Yes, there are problems in the real world that can only be solved through formulas, there are also problems that can only be solved through statistics (Can you give me a formula that says how often you can expect to win with AA at a 10 player table? I'd prefer to look at the statistics after it's dealt to me 1,000 times and assume that the number I get is, in all practical senses, the number I can expect in the future). I think the question in this thread, as it was posed, can be effectively solved either way. And I think the fact that both of our methods produced similar answers is a good check which validates both of our methods and ensures that neither one of us missed anything as we thought through the problem. I'm sorry that all I could provide from my method was the results. I had thought about posting the code I used to create the simulation but it's been years since I wrote software for a living, and the code I put together for this problem is quite inefficient and embarassing, but it works.

d10
03-02-2005, 09:09 PM
I'm not sure what one has to do with the other. Given a sample of 19,10,1, the standard deviation will be greater than the minimum value. Given 5001,5000,4999, the standard deviation will be less than the minimum value. I think given the sample of this problem both the standard deviation and the minimum values I arrived at look OK.

fishfeet
03-04-2005, 04:05 AM
Cool! A discussion about the thread I made...

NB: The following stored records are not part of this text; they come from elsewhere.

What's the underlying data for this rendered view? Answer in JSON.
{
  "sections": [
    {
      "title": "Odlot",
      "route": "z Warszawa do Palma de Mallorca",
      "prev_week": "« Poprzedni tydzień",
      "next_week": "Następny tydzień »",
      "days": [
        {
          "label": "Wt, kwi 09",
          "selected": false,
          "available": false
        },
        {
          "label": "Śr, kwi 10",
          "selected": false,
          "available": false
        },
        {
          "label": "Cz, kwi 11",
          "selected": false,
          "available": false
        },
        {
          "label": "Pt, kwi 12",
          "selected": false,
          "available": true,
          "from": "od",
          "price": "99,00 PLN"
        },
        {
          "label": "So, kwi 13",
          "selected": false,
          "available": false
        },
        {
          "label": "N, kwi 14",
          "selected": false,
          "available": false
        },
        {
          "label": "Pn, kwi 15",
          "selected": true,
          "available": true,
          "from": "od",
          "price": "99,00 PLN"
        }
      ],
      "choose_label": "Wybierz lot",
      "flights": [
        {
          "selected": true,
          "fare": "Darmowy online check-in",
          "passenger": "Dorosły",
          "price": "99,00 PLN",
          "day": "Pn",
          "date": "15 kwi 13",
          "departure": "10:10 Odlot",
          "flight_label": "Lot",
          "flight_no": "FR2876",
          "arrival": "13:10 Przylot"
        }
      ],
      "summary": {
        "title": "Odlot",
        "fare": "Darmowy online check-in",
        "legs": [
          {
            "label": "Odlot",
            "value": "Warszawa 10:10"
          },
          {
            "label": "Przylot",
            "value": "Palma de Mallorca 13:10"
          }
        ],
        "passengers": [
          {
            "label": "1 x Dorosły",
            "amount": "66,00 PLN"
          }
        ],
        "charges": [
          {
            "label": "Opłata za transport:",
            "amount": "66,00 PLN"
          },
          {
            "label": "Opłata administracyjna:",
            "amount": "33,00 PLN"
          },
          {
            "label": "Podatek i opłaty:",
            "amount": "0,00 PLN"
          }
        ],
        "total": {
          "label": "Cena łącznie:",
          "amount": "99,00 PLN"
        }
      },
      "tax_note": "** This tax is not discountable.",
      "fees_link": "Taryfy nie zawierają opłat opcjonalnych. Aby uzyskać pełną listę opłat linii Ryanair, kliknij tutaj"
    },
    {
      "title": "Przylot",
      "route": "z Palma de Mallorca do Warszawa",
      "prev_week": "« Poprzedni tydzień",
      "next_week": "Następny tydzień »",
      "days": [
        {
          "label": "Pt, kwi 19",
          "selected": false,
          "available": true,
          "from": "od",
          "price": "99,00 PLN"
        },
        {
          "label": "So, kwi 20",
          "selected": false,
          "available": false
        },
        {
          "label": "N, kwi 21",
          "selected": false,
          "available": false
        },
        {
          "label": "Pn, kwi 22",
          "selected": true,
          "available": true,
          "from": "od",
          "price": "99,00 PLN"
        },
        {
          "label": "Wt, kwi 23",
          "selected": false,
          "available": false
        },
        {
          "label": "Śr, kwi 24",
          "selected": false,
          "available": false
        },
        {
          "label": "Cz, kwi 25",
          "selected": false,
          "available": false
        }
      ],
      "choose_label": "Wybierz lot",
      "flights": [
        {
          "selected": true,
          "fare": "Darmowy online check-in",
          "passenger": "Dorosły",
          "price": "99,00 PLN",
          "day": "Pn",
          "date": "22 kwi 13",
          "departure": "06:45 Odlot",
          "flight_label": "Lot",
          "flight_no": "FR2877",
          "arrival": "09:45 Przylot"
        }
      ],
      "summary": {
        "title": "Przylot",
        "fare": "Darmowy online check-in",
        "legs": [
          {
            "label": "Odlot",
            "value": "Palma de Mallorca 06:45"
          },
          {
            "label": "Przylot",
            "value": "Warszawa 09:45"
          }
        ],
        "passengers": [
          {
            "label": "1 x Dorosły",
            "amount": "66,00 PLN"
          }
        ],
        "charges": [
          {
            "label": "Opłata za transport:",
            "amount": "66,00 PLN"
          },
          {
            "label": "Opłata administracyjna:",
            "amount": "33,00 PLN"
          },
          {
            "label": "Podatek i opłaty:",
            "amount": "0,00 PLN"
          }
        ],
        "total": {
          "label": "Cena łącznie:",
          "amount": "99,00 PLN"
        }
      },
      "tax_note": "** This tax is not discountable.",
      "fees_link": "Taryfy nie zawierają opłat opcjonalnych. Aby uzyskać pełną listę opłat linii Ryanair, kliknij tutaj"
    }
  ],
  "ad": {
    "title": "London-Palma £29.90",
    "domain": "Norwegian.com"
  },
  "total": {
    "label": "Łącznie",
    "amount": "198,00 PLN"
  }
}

I never got to all 365 bdays... I ran out of forums to post on!!

Anyway, here is the data I collected so far.. maybe Ill pick it up again sometime...


254 Birthdays
427 Responces (173 repeats)

I tried reading this tread to understand how to solve for an expected value... but it went way over my head.
Ive always been a good at math.. just took Stats last semseter.. got an A.
But damn, This stuff is confusing.

Jonas Wa
03-04-2005, 09:32 PM
Your Problem is with union and interscetions (inclusion-exlcusion)
your:
365*(364/365)^N - (365 choose 2)*(363/365)^N
should be followed if done right (havnt look realy at it)
+(365 choose 3))*(362/365)^N -(365 choose 4))*(361/365)^N
and so on........
Smartest should be to take 1-P(all found) I think.

gaming_mouse
03-04-2005, 11:20 PM
[ QUOTE ]
Your Problem is with union and interscetions (inclusion-exlcusion)
your:
365*(364/365)^N - (365 choose 2)*(363/365)^N
should be followed if done right (havnt look realy at it)
+(365 choose 3))*(362/365)^N -(365 choose 4))*(361/365)^N
and so on........

[/ QUOTE ]


Yes, I know that. I was confused about why the first two terms were so far off, but, as pzhon pointed out, it just takes longer to converge in this problem.

[ QUOTE ]
Smartest should be to take 1-P(all found) I think.

[/ QUOTE ]

To do what? We're trying to estimate, eg, the chance that they have all been found after 400 trials, or 1000 trial, or whatever. The "1 - " trick doesn't apply here in any way I can see.